Today we should be at least smart enough to know how much things can change. Which is why this other article that appeared Sunday seemed like such a great insight into how to get the right education to the next generation.
http://www.nytimes.com/2009/05/03/fashion/03sexed.html?_r=1&scp=1&sq=Birds%20and%20bees&st=cse
As people talk more about how differently different age groups communicate and take in information despite using the same tools from cell phone text messages, to e-mail, to Facebook, Twitter, and others, many people have come to the realization that the teenagers of today will be our office co-workers before we know it, and their ideas of normal and acceptable communication styles will probably be very different from what we know today.
We have already seen shifts in office behavior. Most of us used to use our office phones every day. Now, other than conference calls, an inbound call to my desk phone has become a novelty because e-mail is the primary means of communication where I work.
So backing that up to how these kids will learn, since many of them already have a totally different way of communicating and taking in information, that implies that “how” we teach them will also need to change pretty profoundly if we want the outcome of educated people prepared to enter the workforce (or whatever they want to do). It’s a good bet Amazon’s Kindle is a step in the future direction of textbooks (sorry backpack manufacturers).

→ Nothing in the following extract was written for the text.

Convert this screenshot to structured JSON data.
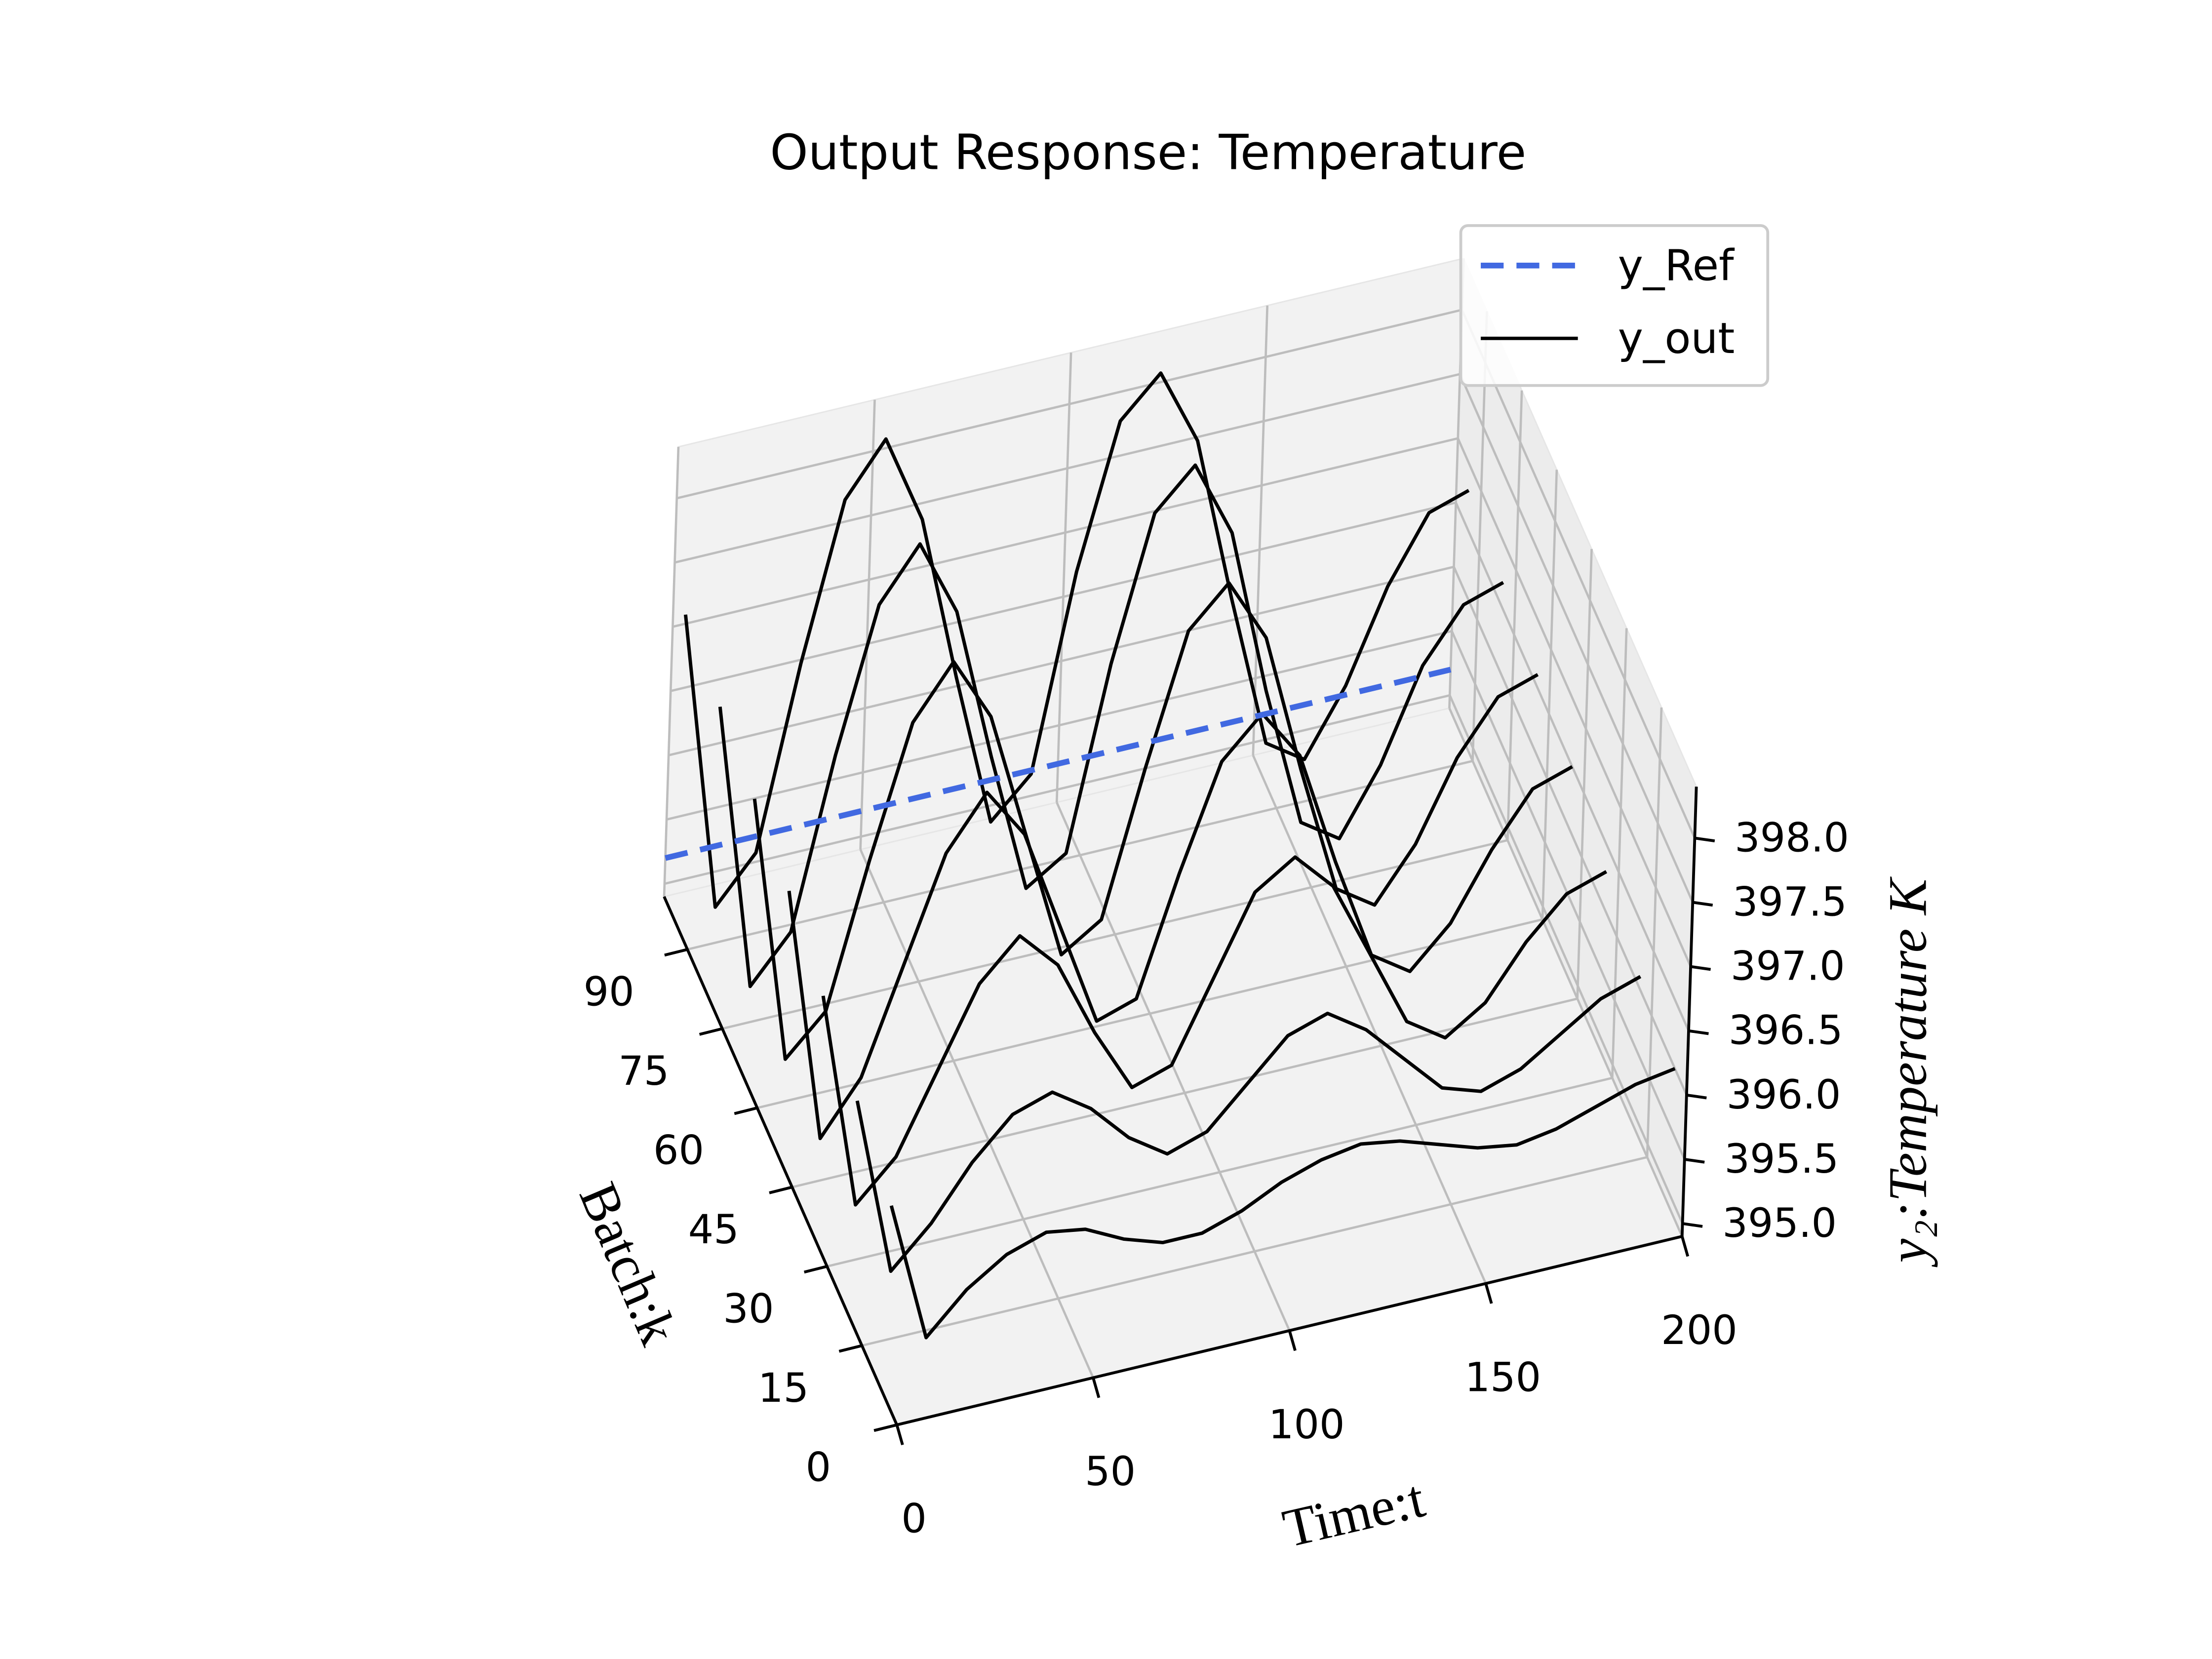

That’s why this article caught my attention. The piece “When the Cellphone Teaches Sex Education” about how the Adolescent Pregnancy Prevention Program of North Carolina set up the Birds and Bees Text Line to help kids answer questions about sex and sexuality. I expect not a lot about the content of sex education has changed since I was a kid, but my guess is a lot of kids still aren’t crazy talking about every detail with their folks, this is a great solution to educate kids on this topic since it’s in a familiar format and in this case it’s fairly private. Admittedly it’s a rapidly moving target, but educators need to start paying close attention to how kids take in information and start adapting their teaching methods accordingly. I realize timeliness can be a key part of sex education and that’s a big plus with text messaging, teaching European Civilization or Calculus may not have as much time sensitivity, I think we are starting to see a new world of education and how people learn. Rethinking education isn’t going to happen overnight, but there’s a lot of opportunity out there right now.